Anyone who mentions the name of the French president around members of Germany's governing coalition at the moment can expect to see plenty of irritated faces. Dubbed the "French general," Nicolas Sarkozy has already annoyed members of Angela Merkel's conservative Christian Democrats and their coalition partner, the business-friendly Free Democrats, by not consulting anyone when he sent his fighter jets to patrol the skies over Libya. Didn't the French president once allow "Brother Colonel" Moammar Gadhafi to pitch his Bedouin tent in Paris, they ask? Perhaps, they add, Monsieur Sarkozy wants that little snippet of information to be quickly forgotten -- along with his cosy relationships with other North African despots. Oh, and he is facing elections next year, as well: A determined military operation to defend human rights might do no harm in that respect.
There are not many people in Berlin who have good things to say about the country's western neighbor at the moment, despite the high value that is normally attached to good Franco-German relations. The military operation against the Libyan dictator has put a spanner in those particular works.
The German government considers the military action a mistake, hastily launched without a proper plan. The lack of preparation is, however, compensated for with plenty of rhetoric. France is determined to assume its "role in the face of history," Sarkozy declared. And he went further, cleverly portraying Germany as occupying an outsider role alongside China and Russia. And now Paris also wants to downgrade NATO to the role of a helper rather than giving it command of the operation.
The Paris leadership is getting on the nerves of many in Berlin. The feeling is so strong that FPD floor leader Birgit Homburger made her anger clear on Wednesday: "I cannot see how we can be criticized by those who go it alone themselves."
'Our Relationship Is Markedly Colder'
But the animosity is currently mutual. The French are disappointed with the German abstention on the Libya resolution in the UN Security Council. The Le Monde newspaper said the German government was "lacking solidarity or any maturity." Germany was giving the impression of being a freeloader who wanted to "harvest the fruits of the determination shown by the French, British and American allies without getting their hands dirty."
French Foreign Minister Alain Juppe was more cautious with his words. "We would have wished that Germany would join us," he said. Other, anonymous sources, however, were far more explicit. "Angela Merkel will have to pay for this for a very long time," a French diplomat was quoted as saying by the newspaper Le Parisien. "Even if they receive the support of their own public, their international image will suffer, and our relationship is getting markedly colder." Le Figaro also quoted a disgruntled high-ranking French diplomat, who described Berlin's stance as "a big mistake which will cost Germany dearly in political terms." The newspaper spoke of a "severe blow to the Franco-German friendship."

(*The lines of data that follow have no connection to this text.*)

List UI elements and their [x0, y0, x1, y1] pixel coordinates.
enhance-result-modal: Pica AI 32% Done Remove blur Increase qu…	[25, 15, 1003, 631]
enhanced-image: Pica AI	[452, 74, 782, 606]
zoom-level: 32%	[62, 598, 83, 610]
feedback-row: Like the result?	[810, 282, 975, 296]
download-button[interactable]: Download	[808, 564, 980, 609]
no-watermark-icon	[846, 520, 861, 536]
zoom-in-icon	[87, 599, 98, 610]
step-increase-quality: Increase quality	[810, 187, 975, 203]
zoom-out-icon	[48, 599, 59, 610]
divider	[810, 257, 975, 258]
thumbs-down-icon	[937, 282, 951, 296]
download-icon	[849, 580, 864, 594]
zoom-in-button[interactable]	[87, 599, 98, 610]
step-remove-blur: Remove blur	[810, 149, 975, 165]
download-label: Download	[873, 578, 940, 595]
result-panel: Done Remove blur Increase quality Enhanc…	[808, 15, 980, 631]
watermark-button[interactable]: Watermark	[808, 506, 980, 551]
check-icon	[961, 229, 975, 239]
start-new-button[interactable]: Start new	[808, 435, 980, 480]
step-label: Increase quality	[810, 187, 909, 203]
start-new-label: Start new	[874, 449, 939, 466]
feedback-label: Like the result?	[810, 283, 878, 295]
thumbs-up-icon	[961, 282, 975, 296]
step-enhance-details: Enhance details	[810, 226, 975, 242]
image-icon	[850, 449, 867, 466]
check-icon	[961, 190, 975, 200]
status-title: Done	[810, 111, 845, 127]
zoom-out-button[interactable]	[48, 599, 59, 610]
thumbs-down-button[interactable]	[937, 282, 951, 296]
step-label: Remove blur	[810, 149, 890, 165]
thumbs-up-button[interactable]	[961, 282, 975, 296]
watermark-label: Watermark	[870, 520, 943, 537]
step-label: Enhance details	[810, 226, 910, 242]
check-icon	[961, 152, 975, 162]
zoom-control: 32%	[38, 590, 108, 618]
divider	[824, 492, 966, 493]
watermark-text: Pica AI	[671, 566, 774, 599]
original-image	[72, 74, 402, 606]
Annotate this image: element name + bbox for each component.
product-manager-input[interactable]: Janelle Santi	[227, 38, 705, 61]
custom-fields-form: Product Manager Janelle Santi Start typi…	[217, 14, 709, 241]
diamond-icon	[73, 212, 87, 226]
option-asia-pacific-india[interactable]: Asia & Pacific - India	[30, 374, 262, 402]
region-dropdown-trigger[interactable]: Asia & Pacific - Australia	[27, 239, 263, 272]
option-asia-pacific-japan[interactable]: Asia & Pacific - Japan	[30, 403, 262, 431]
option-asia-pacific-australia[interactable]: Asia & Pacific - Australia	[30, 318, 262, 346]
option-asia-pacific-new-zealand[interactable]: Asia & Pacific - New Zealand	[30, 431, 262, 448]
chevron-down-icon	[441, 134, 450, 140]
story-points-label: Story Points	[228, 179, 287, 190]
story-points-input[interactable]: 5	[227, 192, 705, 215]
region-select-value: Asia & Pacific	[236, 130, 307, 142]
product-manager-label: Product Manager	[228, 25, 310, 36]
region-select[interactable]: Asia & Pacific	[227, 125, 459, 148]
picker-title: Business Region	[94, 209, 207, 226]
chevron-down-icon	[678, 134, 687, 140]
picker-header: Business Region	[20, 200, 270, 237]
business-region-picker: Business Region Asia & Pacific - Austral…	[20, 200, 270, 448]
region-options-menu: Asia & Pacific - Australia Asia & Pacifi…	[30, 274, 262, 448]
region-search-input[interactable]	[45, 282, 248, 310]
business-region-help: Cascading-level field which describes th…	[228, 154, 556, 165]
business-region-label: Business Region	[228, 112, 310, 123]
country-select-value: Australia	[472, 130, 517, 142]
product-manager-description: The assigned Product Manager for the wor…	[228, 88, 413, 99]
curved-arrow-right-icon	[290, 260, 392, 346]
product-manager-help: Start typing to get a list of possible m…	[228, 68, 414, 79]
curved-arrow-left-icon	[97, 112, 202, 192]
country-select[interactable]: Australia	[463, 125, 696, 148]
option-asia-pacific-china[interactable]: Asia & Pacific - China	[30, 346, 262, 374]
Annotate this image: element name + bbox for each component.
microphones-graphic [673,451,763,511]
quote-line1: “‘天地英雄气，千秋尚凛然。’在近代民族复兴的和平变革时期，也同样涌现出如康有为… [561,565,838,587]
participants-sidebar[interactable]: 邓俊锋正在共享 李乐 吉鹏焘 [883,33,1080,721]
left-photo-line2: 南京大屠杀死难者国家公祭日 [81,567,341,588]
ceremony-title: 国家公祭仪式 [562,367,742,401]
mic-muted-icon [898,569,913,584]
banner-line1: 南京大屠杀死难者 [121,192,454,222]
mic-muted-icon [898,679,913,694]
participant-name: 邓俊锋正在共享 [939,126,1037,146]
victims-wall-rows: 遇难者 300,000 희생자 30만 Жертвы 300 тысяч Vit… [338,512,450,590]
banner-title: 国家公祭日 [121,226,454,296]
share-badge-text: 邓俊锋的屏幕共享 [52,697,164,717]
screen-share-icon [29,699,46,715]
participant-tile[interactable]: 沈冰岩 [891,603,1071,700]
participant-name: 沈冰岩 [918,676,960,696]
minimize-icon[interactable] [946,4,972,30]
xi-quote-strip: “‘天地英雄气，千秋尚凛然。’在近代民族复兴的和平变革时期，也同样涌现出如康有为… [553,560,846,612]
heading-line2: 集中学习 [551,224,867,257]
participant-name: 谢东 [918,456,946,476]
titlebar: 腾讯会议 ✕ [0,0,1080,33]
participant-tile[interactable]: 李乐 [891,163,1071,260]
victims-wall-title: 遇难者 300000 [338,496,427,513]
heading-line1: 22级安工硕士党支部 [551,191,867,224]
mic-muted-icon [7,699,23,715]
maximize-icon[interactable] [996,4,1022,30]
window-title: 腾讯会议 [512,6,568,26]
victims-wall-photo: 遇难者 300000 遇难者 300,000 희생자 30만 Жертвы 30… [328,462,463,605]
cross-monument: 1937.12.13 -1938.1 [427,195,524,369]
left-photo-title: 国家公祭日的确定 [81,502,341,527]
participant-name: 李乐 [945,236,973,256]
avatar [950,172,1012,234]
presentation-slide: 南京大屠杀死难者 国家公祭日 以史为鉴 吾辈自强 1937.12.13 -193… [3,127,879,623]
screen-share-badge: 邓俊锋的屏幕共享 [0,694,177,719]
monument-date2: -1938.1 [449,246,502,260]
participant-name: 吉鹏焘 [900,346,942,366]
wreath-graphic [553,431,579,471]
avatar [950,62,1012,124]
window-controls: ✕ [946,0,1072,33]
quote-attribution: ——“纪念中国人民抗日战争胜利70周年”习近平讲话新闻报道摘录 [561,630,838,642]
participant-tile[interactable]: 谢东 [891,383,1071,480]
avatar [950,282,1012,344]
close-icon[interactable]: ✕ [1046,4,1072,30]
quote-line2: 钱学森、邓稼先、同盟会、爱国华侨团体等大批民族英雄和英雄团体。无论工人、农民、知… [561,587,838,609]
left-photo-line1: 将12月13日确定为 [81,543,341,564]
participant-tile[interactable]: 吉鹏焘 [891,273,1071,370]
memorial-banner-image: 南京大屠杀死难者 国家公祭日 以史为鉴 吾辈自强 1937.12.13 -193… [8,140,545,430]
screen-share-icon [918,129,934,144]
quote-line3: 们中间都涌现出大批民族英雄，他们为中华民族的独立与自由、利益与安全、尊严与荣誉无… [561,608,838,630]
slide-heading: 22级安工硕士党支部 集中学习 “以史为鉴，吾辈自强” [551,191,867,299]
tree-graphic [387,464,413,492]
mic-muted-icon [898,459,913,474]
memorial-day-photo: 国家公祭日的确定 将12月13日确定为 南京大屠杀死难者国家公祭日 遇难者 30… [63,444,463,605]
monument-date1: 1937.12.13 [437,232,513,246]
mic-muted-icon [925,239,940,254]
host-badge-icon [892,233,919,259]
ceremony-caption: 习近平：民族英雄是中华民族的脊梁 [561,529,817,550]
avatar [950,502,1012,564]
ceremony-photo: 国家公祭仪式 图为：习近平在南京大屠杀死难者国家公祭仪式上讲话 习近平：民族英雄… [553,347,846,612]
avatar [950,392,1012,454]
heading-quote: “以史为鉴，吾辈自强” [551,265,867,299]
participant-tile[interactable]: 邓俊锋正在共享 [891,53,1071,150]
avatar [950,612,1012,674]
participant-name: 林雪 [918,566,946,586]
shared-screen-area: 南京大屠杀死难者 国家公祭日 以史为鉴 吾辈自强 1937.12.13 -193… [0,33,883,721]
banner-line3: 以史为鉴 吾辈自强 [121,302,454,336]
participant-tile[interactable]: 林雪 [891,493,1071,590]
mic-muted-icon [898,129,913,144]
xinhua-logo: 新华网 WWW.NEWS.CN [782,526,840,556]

Officially, of course, there is no mention of such problems. Following the adoption of the UN resolution, Chancellor Angela Merkel rushed to the Libya summit meeting because she wanted to avoid the impression she was politically isolated. President Sarkozy did not say anything and welcomed Merkel as warmly as ever. The chancellor hastily insisted that the resolution was now "also our resolution" -- abstention or not. Germany naturally stood by its allies, she said. Nonetheless, it was noticeable that, out of the European leaders present, Polish Prime Minister Donald Tusk was the only other head of government who had not offered any military assistance.
Germany on the Sidelines
France will not go out of its way to make sure that Germany is involved in future planning of the operation in Libya. Sarkozy's diplomats are currently working hard in Brussels to prevent leadership of the military operation being transferred to NATO, something the Germans would welcome. Instead, Paris has organized its own political steering committee, which would include representation from all the parties involved in the operation, as well as the African Union and the Arab League. The first meeting will be held in London next Tuesday. The Germans will be on the sidelines.
The French government has tried to downplay the disharmony. Foreign Minister Juppe said it was not the first time Germany and France had been at odds: "That has never put our fundamental solidarity in doubt." Europe Minister Laurent Wauquiez talked of the two countries having different views of the Libya issue. "Does this mean the end of Franco-German relations?" he asked. "Of course not!"
He is obviously right, but the relationship between the two countries is hardly going to improve any time soon. Perhaps Sarkozy and Merkel can start the process of making up on Thursday, when they will meet in Brussels for the EU summit. Libya will take a back seat, with the final scope of the euro-zone rescue fund set to be top of the agenda. That, at least, is an area where Germany and France usually take a joint leading role.
There will, however, be another issue up for discussion which could cause further division between the two countries: the consequences of the nuclear emergency in Japan. The chancellor has announced a joint Franco-German initiative on nuclear power plant security. Sarkozy made clear, however, that he does not agree with Merkel's sudden shutdowns of nuclear plants in Germany. "Phasing out nuclear power is not an option," he said.